Alyssa Atkins Is Changing the Way We Think About Fertility

The CEO and founder of Lilia explains how she made it happen

(Photo courtesy of Alyssa Atkins)
(Photo courtesy of Alyssa Atkins)

Name: Alyssa Atkins

Job title: Founder and CEO, Lilia

Age: 29

From: Windsor, Ont.

Currently lives in: Toronto

Education: BComm, University of Windsor’s Odette School of Business

First job out of school: Franchisee of College Pro, a window-cleaning company

Alyssa Atkins didn’t always know she would end up in tech, but she did know that she wanted to build something that would impact people’s lives in a big way. That’s exactly what Lilia, her at-home-fertility-test start-up, is set to be. Though the product hasn’t launched yet, Atkins and her two-woman team are working to deliver a service that will provide people with easily accessible and reliable scientific information about their fertility. “We’re the most ambitious generation with the most amount of data at our fingertips,” she says, “except [the data we need] to inform what’s arguably the most important decision of our lives.”
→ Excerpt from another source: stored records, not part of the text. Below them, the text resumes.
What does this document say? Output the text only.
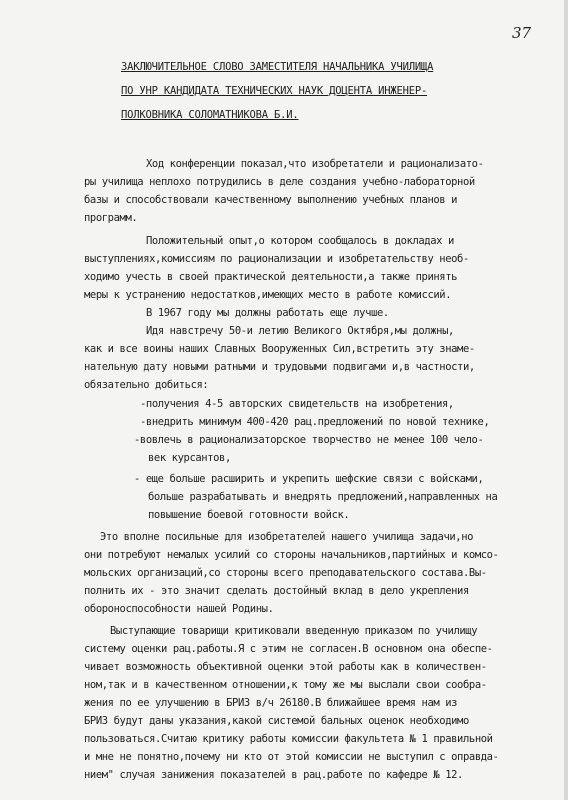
37
ЗАКЛЮЧИТЕЛЬНОЕ СЛОВО ЗАМЕСТИТЕЛЯ НАЧАЛЬНИКА УЧИЛИЩА
ПО УНР КАНДИДАТА ТЕХНИЧЕСКИХ НАУК ДОЦЕНТА ИНЖЕНЕР-
ПОЛКОВНИКА СОЛОМАТНИКОВА Б.И.
Ход конференции показал,что изобретатели и рационализато-
ры училища неплохо потрудились в деле создания учебно-лабораторной
базы и способствовали качественному выполнению учебных планов и
программ.
Положительный опыт,о котором сообщалось в докладах и
выступлениях,комиссиям по рационализации и изобретательству необ-
ходимо учесть в своей практической деятельности,а также принять
меры к устранению недостатков,имеющих место в работе комиссий.
В 1967 году мы должны работать еще лучше.
Идя навстречу 50-и летию Великого Октября,мы должны,
как и все воины наших Славных Вооруженных Сил,встретить эту знаме-
нательную дату новыми ратными и трудовыми подвигами и,в частности,
обязательно добиться:
-получения 4-5 авторских свидетельств на изобретения,
-внедрить минимум 400-420 рац.предложений по новой технике,
-вовлечь в рационализаторское творчество не менее 100 чело-
век курсантов,
- еще больше расширить и укрепить шефские связи с войсками,
больше разрабатывать и внедрять предложений,направленных на
повышение боевой готовности войск.
Это вполне посильные для изобретателей нашего училища задачи,но
они потребуют немалых усилий со стороны начальников,партийных и комсо-
мольских организаций,со стороны всего преподавательского состава.Вы-
полнить их - это значит сделать достойный вклад в дело укрепления
обороноспособности нашей Родины.
Выступающие товарищи критиковали введенную приказом по училищу
систему оценки рац.работы.Я с этим не согласен.В основном она обеспе-
чивает возможность объективной оценки этой работы как в количествен-
ном,так и в качественном отношении,к тому же мы выслали свои сообра-
жения по ее улучшению в БРИЗ в/ч 26180.В ближайшее время нам из
БРИЗ будут даны указания,какой системой бальных оценок необходимо
пользоваться.Считаю критику работы комиссии факультета № 1 правильной
и мне не понятно,почему ни кто от этой комиссии не выступил с оправда-
нием" случая занижения показателей в рац.работе по кафедре № 12.
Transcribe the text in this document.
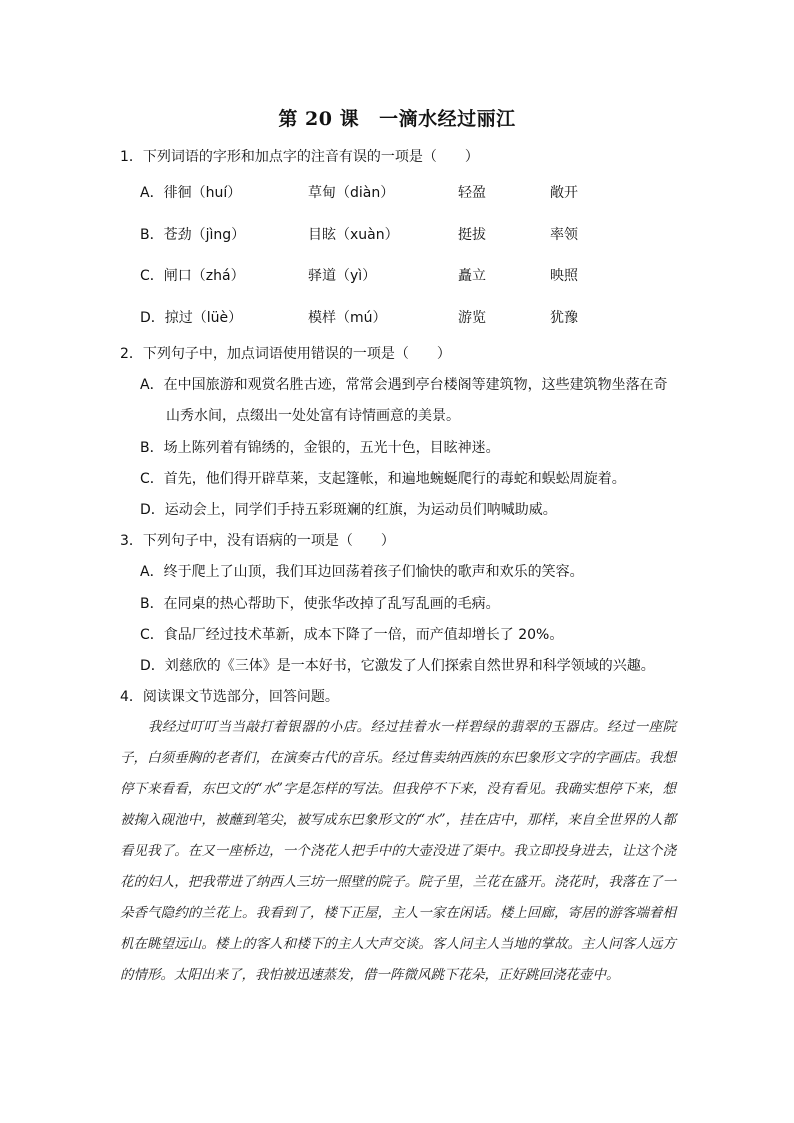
第 20 课 一滴水经过丽江
1．下列词语的字形和加点字的注音有误的一项是（　　）
A．徘徊（huí）	草甸（diàn）	轻盈	敞开
B．苍劲（jìng）	目眩（xuàn）	挺拔	率领
C．闸口（zhá）	驿道（yì）	矗立	映照
D．掠过（lüè）	模样（mú）	游览	犹豫
2．下列句子中，加点词语使用错误的一项是（　　）
A．在中国旅游和观赏名胜古迹，常常会遇到亭台楼阁等建筑物，这些建筑物坐落在奇
山秀水间，点缀出一处处富有诗情画意的美景。
B．场上陈列着有锦绣的，金银的，五光十色，目眩神迷。
C．首先，他们得开辟草莱，支起篷帐，和遍地蜿蜒爬行的毒蛇和蜈蚣周旋着。
D．运动会上，同学们手持五彩斑斓的红旗，为运动员们呐喊助威。
3．下列句子中，没有语病的一项是（　　）
A．终于爬上了山顶，我们耳边回荡着孩子们愉快的歌声和欢乐的笑容。
B．在同桌的热心帮助下，使张华改掉了乱写乱画的毛病。
C．食品厂经过技术革新，成本下降了一倍，而产值却增长了 20%。
D．刘慈欣的《三体》是一本好书，它激发了人们探索自然世界和科学领域的兴趣。
4．阅读课文节选部分，回答问题。
我经过叮叮当当敲打着银器的小店。经过挂着水一样碧绿的翡翠的玉器店。经过一座院子，白须垂胸的老者们，在演奏古代的音乐。经过售卖纳西族的东巴象形文字的字画店。我想停下来看看，东巴文的“水”字是怎样的写法。但我停不下来，没有看见。我确实想停下来，想被掬入砚池中，被蘸到笔尖，被写成东巴象形文的“水”，挂在店中，那样，来自全世界的人都看见我了。在又一座桥边，一个浇花人把手中的大壶没进了渠中。我立即投身进去，让这个浇花的妇人，把我带进了纳西人三坊一照壁的院子。院子里，兰花在盛开。浇花时，我落在了一朵香气隐约的兰花上。我看到了，楼下正屋，主人一家在闲话。楼上回廊，寄居的游客端着相机在眺望远山。楼上的客人和楼下的主人大声交谈。客人问主人当地的掌故。主人问客人远方的情形。太阳出来了，我怕被迅速蒸发，借一阵微风跳下花朵，正好跳回浇花壶中。
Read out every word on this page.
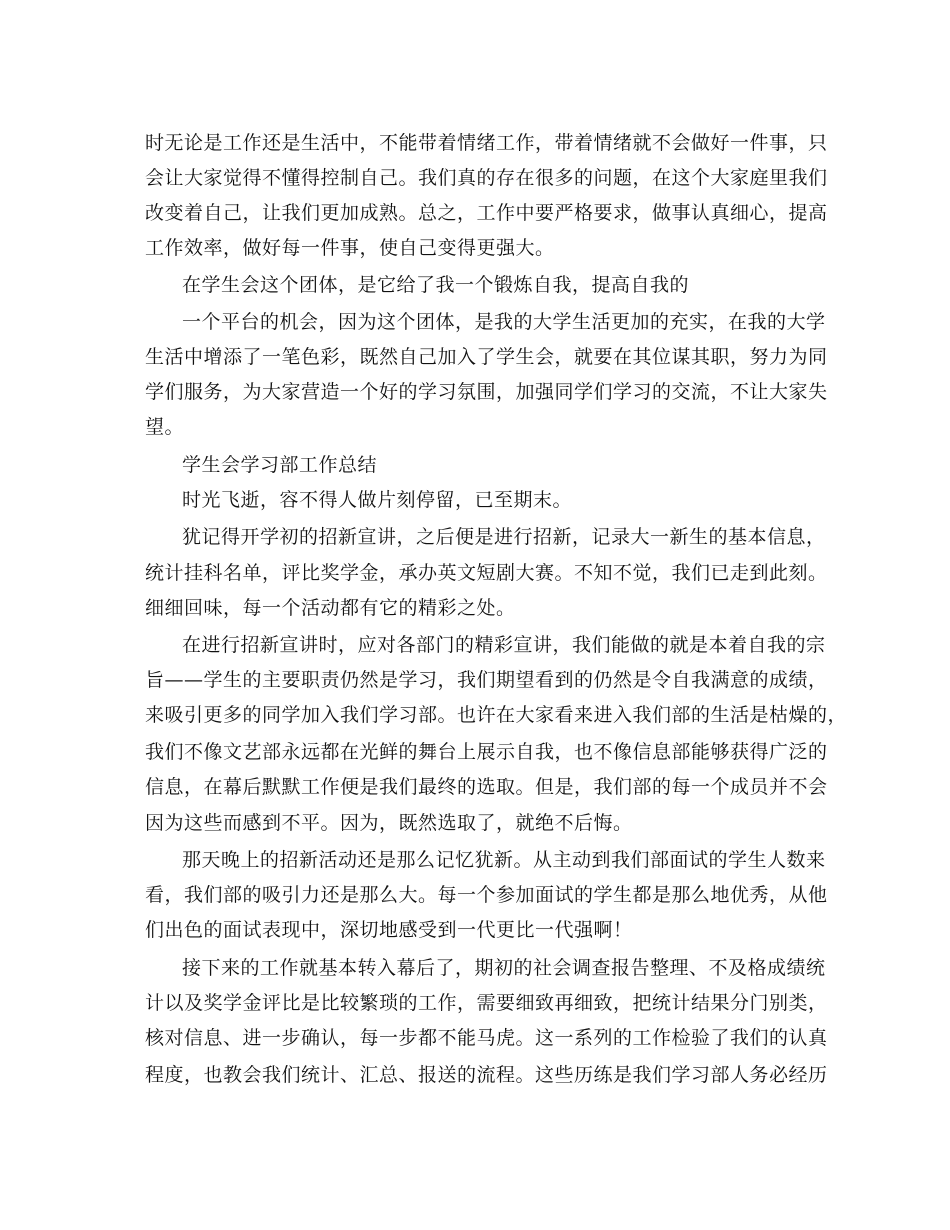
时无论是工作还是生活中，不能带着情绪工作，带着情绪就不会做好一件事，只
会让大家觉得不懂得控制自己。我们真的存在很多的问题，在这个大家庭里我们
改变着自己，让我们更加成熟。总之，工作中要严格要求，做事认真细心，提高
工作效率，做好每一件事，使自己变得更强大。
在学生会这个团体，是它给了我一个锻炼自我，提高自我的
一个平台的机会，因为这个团体，是我的大学生活更加的充实，在我的大学
生活中增添了一笔色彩，既然自己加入了学生会，就要在其位谋其职，努力为同
学们服务，为大家营造一个好的学习氛围，加强同学们学习的交流，不让大家失
望。
学生会学习部工作总结
时光飞逝，容不得人做片刻停留，已至期末。
犹记得开学初的招新宣讲，之后便是进行招新，记录大一新生的基本信息，
统计挂科名单，评比奖学金，承办英文短剧大赛。不知不觉，我们已走到此刻。
细细回味，每一个活动都有它的精彩之处。
在进行招新宣讲时，应对各部门的精彩宣讲，我们能做的就是本着自我的宗
旨——学生的主要职责仍然是学习，我们期望看到的仍然是令自我满意的成绩，
来吸引更多的同学加入我们学习部。也许在大家看来进入我们部的生活是枯燥的，
我们不像文艺部永远都在光鲜的舞台上展示自我，也不像信息部能够获得广泛的
信息，在幕后默默工作便是我们最终的选取。但是，我们部的每一个成员并不会
因为这些而感到不平。因为，既然选取了，就绝不后悔。
那天晚上的招新活动还是那么记忆犹新。从主动到我们部面试的学生人数来
看，我们部的吸引力还是那么大。每一个参加面试的学生都是那么地优秀，从他
们出色的面试表现中，深切地感受到一代更比一代强啊！
接下来的工作就基本转入幕后了，期初的社会调查报告整理、不及格成绩统
计以及奖学金评比是比较繁琐的工作，需要细致再细致，把统计结果分门别类，
核对信息、进一步确认，每一步都不能马虎。这一系列的工作检验了我们的认真
程度，也教会我们统计、汇总、报送的流程。这些历练是我们学习部人务必经历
The idea for Lilia came to Atkins after the end of a long-term relationship. She was approaching her 30s and realized she had never thought about her fertility. “I didn’t understand this very fundamentally important part of my body and my life,” she says. “I had this burning need for [a tool like Lilia], and it gave me the confidence to start building it out.”

Creating the company has had its ups and downs. Being part of the NEXT Canada entrepreneur network, along with time clocked at education software company Top Hat and multi-platform care provider company CareGuide, helped expose Atkins to the investor and tech community. But the early days were hard, and she was almost talked out of founding Lilia by various naysayers. “Entrepreneurs have this blind optimism,” she says. “If you didn’t, you wouldn’t take the leap and go after what you’re going for.”

It wasn’t hard to get investors interested in Lilia—The Globe and Mail reports that the company attracted $800,000 in pre-seed funding in just five weeks. (Atkins is particularly happy that half the company’s angel investors are women.) But she still doubts herself sometimes, and the pressure to deliver has ramped up since funding closed, but she refuses to indulge in insecurity for too long. “Feel it, acknowledge it and then move past it and get back to work,” she says. “If you stop and give into it, that’s where you will fail.”

She’s convinced that in the next few decades, being proactive about fertility will be the norm. “I feel like I have night-vision goggles on and I can see what the future needs to look like,” she laughs. “In the future, people are going to freeze their eggs upon graduation, and rather than using fertility inquisition as a response to something that’s wrong, people will consider it as part of the normal path of planning your life.” But as that future slowly takes shape, Atkins’ main focus is launching the product. “Knowing we’re going to be the ones to bring this to life and impact so many people makes it really easy to jump out of bed every day.”